The A team comes out in the early evening, and its demonstrations are largely peaceful. These are people committed to the idea of non-violent protest. They are usually done by about 11 p.m. Many of them have jobs, and they have to work the next day.
These are people like Cynthia Favored, a St. Louis community activist who says she has joined the Ferguson demonstrations every night since they started on Aug. 10. She says she goes home by about 10:30 p.m. each night. "I go out there to show my support for our young people and for the Brown family," she says.
They are people like Bishop Edwin Bass, who runs a St. Louis program for the Church of God in Christ that works to improve the quality of life in American cities. He's been at the protests every night. "The vast majority of the people out there are quite sincere protesters," he says. "But there's a small percentage of people out there who have a totally different agenda that has nothing to do with Michael Brown.
"They're kind of out there stoking the crowd," Bass says. "Some of these anarchists have provided the young men with Molotov cocktails and encouraged them to throw them."
Those are the B team protesters, the people referred to by Missouri State Highway Patrol Capt. Ron Johnson as "a dangerous dynamic in the night" and "agitators and criminals." He told CNN Thursday: "There are some outsiders. There's a lot of people who live here … We can't just blame it on outside instigators."

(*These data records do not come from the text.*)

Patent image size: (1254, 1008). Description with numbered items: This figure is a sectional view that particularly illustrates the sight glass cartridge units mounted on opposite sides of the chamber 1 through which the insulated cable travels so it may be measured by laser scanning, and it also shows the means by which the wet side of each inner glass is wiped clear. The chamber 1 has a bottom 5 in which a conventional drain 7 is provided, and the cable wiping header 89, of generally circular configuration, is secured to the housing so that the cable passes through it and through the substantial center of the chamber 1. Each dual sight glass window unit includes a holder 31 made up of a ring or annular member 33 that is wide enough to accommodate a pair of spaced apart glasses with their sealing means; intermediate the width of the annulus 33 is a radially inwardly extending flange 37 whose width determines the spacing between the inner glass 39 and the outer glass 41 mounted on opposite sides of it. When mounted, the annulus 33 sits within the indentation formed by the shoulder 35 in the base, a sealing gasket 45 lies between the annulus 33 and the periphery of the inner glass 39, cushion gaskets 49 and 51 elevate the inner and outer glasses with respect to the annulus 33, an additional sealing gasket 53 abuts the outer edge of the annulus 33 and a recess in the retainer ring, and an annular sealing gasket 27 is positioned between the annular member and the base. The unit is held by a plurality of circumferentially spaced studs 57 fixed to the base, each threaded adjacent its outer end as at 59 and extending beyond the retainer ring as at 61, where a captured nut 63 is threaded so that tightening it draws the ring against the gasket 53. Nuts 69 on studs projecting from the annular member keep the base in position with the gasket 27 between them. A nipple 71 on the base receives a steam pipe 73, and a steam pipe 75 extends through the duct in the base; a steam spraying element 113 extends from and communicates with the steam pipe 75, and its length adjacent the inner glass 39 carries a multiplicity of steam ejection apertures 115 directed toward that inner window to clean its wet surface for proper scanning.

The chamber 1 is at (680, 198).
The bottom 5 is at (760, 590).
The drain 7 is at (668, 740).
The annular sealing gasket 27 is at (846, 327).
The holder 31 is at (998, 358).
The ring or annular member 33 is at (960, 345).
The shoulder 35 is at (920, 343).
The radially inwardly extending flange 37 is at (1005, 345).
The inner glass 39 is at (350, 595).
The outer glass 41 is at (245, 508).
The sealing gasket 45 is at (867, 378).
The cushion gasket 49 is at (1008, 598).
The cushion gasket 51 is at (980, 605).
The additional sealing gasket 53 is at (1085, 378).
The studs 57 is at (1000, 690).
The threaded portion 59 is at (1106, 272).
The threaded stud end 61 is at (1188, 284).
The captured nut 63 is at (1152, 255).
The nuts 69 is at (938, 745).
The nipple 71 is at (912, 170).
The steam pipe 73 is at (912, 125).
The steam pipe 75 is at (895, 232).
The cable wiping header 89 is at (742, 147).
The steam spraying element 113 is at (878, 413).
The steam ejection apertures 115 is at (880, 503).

Of 75 protesters arrested Tuesday night into Wednesday morning, none were from Ferguson, but 60 were from Missouri, including 12 from the adjacent city of St. Louis, according to jail records. The others were from such places as Des Moines, Austin, Chicago, Cincinnati, Brooklyn and the Bronx, N.Y., and Mount Vernon, Ill.
The overwhelming majority were charged with failure to disperse. Three were cited for unlawful use of a weapon, two for first-degree burglary and possession of burglary tools, one for possession of burglary tools and first-degree property damage, and one for interfering with an officer.
Late Monday night, with police and protesters in a tense standoff that would erupt into a confrontation, a young black male who looked to be about 17 crept along West Florissant Avenue toward the intersection of Ferguson Avenue, looked about furtively, then flung what appeared to be a plastic bottle of water toward police. He fled back down West Florissant, apparently unobserved by the police.
Bass says the dire economic situation of many young blacks leaves them receptive to those who would incite them to violence.
"There's a depressed, defeated, frustrated view, a lack of hope that really permeates young people right now," he says. "Some of them feel there is no place for them. Some of them are easily used for other people's objectives."
He says some of the small group of protesters who seek chaos "work to evoke the anger of the people and of law enforcement. They are stoking the emotions of protesters and law enforcement to create a situation that they benefit from."
Tuesday night, a police officer from nearby St. Ann pointed a semi-automatic assault rifle at a protester following a verbal exchange, according to Brian Schellman, a spokesman for the unified command providing security at the protests.
"A St. Louis County police sergeant walked over and immediately took action, forcing the officer to lower the weapon and escorting him away from the area," Schellman said in a written statement. "The unified command strongly feel these actions are inappropriate and not indicative of the officers who have worked daily to keep the peace."
Early Wednesday morning, Johnson said he had observed a more muted level of violence during the Tuesday night protests. He attributed that to "elders in the community, volunteers, activists and the clergy" coming out in larger numbers and interacting with protesters. He also cited a shift in police tactics. Officers were positioned in a less confrontational posture, dispersed along the streets rather than in one intimidating line blocking protesters.
As Wednesday evening drew near, it was unknown whether the A team or the B team would decide the course of the night's protests.